The melancholic intro is soon overtaken by a full hip hop beat with Cole singing the song’s chorus (which mentions drug addiction) :
“Slip me a xanny at once (Somebody)
I got the earth in a blunt (Smoke)”
The continuation of the depressed instrument, juxtaposed to the upbeat hip hop music, represents the lingering effects of addiction and sadness associated with it. The climax of the music video happens at 3:10. Hart is eating dinner at a restaurant when a lady at the bar slips him a note inviting him over. The music stops. Kevin then goes to the restroom, where a comedic scene happens between him and a random guy who chooses the urinal right next to his.
Hart, annoyed with this guy, goes to wash his hands, but the stranger stops him, saying “Hey man look, nobody’s perfect, and you’re only human… just learn from it man.” The scene changes to Kevin walking up the steps of his house, with the depressed instrument playing unaccompanied behind the final lyrics of the song:
“They tell me what’s done in the dark will find a way to shine
I done did so much that when you see you might go blind”
Hart lets out a slight laugh before entering his home, perhaps laughing about how foolish it would have been to throw away his marriage by getting with the girl at the bar. In reality, we know that Hart didn’t make this choice and ended up cheating on his wife. The final scene of the video is a shot that pans up to the sky, where clouds are formed as the words “choose wisely.” J. Cole’s final note is reflective of a central message of the KOD album: think before you act.
The music video for the song “ATM” currently has 79 million views on YouTube. The song calls out how modern-day rappers are blinded by money and the consequences their greed has. An example being 50 Cent, who would constantly flaunt his wealth from his rap, but in 2015 was forced to file bankruptcy due to ill advised purchases. The video opens with a scene of Cole flying in the air on a throne, holding a dollar bill on a string behind him, as kids– flying on prescription drug containers– follow him through the air.

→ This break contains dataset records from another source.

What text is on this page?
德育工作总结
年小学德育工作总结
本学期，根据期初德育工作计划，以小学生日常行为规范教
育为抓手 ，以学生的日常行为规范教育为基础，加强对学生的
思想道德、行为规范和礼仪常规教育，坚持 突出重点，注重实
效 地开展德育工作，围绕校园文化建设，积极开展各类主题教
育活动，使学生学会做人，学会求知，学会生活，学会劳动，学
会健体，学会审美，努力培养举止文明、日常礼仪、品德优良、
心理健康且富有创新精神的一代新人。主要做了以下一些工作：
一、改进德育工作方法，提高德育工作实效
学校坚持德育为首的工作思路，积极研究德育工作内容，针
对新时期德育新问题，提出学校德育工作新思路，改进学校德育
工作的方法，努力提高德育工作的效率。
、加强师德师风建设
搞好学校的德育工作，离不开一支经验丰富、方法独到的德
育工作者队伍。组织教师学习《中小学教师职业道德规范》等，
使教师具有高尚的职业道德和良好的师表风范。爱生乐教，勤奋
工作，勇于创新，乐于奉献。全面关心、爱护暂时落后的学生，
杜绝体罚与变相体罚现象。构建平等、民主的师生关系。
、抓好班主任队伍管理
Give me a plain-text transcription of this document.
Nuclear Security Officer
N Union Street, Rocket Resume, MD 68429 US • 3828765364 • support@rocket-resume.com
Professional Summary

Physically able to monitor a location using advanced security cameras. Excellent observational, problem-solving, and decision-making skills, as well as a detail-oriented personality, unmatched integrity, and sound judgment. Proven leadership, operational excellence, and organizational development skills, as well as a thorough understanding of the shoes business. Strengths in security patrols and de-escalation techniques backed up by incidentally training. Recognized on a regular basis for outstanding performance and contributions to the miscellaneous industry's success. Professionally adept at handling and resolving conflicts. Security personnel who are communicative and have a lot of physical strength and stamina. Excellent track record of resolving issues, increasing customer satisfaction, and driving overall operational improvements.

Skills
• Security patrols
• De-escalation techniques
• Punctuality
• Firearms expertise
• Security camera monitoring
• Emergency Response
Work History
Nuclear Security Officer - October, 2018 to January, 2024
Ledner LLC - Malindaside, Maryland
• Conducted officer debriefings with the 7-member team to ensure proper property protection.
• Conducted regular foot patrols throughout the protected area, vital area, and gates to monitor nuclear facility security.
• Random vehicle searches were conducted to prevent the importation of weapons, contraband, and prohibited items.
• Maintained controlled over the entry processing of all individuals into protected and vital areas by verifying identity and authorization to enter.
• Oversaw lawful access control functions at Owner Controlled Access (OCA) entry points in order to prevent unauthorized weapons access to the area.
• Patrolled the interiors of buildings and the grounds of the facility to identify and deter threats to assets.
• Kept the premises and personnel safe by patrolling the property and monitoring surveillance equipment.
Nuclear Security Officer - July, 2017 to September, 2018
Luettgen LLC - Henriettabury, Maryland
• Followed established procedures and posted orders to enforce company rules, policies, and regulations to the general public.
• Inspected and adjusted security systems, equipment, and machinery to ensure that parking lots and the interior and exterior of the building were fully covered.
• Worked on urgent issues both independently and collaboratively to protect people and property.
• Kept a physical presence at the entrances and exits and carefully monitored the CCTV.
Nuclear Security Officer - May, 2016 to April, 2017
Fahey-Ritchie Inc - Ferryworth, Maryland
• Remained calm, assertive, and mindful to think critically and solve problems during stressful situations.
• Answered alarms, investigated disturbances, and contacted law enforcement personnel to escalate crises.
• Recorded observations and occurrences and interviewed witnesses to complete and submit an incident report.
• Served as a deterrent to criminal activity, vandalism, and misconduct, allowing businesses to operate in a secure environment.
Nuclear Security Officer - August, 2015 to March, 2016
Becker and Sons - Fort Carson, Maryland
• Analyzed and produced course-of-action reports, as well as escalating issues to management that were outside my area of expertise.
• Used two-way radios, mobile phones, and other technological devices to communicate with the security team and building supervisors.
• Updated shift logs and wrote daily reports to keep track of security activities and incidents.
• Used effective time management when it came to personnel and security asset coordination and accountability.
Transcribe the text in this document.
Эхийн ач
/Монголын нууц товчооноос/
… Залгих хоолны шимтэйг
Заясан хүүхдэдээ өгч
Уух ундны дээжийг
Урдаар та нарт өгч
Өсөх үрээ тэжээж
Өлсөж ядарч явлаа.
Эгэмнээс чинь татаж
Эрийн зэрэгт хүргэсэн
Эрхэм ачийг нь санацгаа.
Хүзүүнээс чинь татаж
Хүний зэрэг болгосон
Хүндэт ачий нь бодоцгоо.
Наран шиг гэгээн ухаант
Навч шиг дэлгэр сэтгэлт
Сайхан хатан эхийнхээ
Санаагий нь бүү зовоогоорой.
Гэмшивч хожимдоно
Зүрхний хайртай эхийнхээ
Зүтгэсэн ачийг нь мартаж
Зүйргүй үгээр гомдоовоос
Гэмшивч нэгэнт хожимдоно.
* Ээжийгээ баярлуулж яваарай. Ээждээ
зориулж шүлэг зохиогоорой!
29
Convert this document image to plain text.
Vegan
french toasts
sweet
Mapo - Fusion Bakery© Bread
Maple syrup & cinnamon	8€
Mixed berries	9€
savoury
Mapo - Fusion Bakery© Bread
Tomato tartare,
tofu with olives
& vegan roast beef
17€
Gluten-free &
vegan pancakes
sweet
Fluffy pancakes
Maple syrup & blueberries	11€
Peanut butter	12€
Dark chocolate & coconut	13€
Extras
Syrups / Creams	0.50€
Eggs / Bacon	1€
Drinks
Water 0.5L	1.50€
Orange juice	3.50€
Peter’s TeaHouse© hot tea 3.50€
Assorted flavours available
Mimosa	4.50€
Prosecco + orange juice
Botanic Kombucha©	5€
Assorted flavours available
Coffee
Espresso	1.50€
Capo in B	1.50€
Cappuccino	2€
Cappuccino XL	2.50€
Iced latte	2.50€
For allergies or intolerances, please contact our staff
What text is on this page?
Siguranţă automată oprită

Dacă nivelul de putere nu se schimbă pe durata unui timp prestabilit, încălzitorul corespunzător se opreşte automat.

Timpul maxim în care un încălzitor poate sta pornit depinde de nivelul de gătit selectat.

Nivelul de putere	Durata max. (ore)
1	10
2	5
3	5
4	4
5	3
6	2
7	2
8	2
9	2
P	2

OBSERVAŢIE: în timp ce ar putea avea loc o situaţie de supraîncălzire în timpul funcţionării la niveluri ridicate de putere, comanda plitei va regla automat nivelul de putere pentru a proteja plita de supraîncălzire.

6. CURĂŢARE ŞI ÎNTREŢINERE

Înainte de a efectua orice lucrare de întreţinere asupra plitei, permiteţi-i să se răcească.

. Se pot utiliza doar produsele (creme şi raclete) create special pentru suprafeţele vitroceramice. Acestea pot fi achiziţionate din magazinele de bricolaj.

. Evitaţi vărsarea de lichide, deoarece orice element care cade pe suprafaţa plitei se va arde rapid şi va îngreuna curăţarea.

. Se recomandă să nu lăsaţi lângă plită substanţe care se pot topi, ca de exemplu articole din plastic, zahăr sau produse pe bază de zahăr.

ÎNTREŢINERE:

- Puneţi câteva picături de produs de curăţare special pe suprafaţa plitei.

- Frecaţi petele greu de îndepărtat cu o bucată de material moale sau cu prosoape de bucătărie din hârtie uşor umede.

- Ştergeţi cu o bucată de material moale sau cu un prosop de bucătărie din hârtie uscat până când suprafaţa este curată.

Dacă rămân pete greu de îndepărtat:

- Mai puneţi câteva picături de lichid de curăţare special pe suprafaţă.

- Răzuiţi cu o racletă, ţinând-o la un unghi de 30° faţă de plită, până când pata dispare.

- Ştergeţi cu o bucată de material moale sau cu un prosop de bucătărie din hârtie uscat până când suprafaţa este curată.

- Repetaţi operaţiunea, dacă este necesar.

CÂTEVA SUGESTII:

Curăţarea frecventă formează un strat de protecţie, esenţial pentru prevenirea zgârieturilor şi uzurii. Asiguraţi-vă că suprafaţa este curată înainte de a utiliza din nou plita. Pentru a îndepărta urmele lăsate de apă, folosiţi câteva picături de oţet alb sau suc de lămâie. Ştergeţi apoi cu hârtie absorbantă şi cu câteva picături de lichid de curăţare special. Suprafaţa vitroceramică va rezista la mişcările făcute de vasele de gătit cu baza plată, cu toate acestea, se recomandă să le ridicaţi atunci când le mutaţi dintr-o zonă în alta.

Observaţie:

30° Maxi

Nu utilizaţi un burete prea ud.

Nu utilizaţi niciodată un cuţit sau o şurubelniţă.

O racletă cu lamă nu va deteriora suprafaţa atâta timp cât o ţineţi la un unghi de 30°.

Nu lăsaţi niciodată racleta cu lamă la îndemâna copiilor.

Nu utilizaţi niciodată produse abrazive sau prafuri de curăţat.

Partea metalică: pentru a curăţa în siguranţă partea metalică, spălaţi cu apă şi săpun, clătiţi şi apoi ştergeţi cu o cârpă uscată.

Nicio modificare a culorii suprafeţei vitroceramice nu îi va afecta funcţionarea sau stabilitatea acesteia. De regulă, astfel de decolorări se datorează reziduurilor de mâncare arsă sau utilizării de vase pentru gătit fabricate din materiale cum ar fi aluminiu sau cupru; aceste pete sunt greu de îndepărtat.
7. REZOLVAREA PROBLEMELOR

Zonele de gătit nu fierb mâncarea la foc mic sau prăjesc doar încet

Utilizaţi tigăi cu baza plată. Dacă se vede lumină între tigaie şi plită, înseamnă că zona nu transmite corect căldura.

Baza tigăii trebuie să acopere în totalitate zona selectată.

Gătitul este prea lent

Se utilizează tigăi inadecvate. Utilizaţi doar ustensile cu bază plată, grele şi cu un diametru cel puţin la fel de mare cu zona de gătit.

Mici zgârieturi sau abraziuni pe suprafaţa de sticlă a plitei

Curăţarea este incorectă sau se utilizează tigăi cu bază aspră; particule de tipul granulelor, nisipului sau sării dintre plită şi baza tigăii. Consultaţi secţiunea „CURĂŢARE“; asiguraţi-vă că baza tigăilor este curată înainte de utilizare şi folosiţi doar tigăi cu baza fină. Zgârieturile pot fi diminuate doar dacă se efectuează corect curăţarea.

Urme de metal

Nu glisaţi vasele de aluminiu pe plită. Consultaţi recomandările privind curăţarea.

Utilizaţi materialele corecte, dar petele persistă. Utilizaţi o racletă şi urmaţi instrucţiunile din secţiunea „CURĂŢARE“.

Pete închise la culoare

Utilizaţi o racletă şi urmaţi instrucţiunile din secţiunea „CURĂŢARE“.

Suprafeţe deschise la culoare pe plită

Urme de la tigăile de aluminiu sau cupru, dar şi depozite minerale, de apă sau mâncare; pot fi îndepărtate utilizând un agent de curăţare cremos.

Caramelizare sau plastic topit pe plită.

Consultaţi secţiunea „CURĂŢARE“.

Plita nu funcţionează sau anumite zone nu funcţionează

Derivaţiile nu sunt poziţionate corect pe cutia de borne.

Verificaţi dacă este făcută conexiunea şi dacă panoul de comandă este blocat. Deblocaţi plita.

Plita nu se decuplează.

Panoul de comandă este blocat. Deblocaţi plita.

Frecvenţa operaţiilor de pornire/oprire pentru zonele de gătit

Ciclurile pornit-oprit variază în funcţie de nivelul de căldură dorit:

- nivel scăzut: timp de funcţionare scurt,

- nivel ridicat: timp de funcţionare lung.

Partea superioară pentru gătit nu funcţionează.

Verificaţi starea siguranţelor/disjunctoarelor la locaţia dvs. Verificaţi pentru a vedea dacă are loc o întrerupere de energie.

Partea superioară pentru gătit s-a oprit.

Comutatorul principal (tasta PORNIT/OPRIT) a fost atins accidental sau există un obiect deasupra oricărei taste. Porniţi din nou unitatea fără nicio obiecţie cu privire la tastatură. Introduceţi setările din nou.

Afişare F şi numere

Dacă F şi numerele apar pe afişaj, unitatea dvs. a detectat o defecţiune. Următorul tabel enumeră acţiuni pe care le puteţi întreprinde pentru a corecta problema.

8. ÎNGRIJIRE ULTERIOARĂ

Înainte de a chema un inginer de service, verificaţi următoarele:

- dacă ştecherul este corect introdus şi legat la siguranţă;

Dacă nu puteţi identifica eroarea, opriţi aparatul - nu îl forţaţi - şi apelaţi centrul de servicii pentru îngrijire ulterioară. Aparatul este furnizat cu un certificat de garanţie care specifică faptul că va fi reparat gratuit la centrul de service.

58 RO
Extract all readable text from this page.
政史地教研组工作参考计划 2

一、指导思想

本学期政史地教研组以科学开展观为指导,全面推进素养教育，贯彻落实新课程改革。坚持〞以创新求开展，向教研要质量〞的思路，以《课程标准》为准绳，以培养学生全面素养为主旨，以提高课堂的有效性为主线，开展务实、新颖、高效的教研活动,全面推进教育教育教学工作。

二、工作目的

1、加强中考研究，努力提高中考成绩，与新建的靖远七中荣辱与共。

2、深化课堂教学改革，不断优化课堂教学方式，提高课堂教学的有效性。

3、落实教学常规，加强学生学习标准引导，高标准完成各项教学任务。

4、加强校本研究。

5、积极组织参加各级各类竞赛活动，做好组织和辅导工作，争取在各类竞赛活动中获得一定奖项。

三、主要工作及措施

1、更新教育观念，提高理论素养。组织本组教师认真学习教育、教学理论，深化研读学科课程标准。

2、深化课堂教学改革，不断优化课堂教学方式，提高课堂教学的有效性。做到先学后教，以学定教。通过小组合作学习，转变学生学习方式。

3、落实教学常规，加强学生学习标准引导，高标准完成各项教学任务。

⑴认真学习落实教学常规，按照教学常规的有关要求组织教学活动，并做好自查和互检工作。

“Count it up, count it up, count it up, count it ” (x6)
The message is clear: many kids want to be like the rappers they listen to because of the money they get, but fail to see the harmful drug addictions that can often accompany fame. The song’s repetitive chorus then comes in:
The repetitiveness of the chorus deals with the overwhelming addiction rappers have to money, continually counting it as if wealth is the only thing that matters. After the chorus, Cole exhibits his lyrical genius through a fast-paced verse where he satirically raps, as though he is one of these greedy rappers. Along with the lyrics, the video shows a recurring shot of Cole in a straitjacket, in a room where the walls are covered with money. Cole raps:
“don’t give a f*** if it kills, it mix well
I’m only counting Big Bills Big Bills”
As I mentioned, I lost two of my favorite artists to drug overdoses. Cole is calling out the ridiculousness associated with some of their logic, commenting on how rappers mix drugs that are known for being fatal and completely ignoring the dire consequences. Like his “Kevin’s Heart” music video, Cole saves the best, or most meaningful, spectacle for last. The final scene shows Cole driving a convertible into the sky to chase a dollar bill on a string, however, he fails to reach it and the car falls out of the sky, crashing into the ground.
Since 2000, 77% of mainstream rap songs mention the use of prescription drugs. Additionally, there has been an increasing rate of rappers overdosing on prescription drugs. J. Cole has seen enough of his friends in the industry die. He has waged a war against negative influences in rap songs, and his KOD album won him a glorious battle.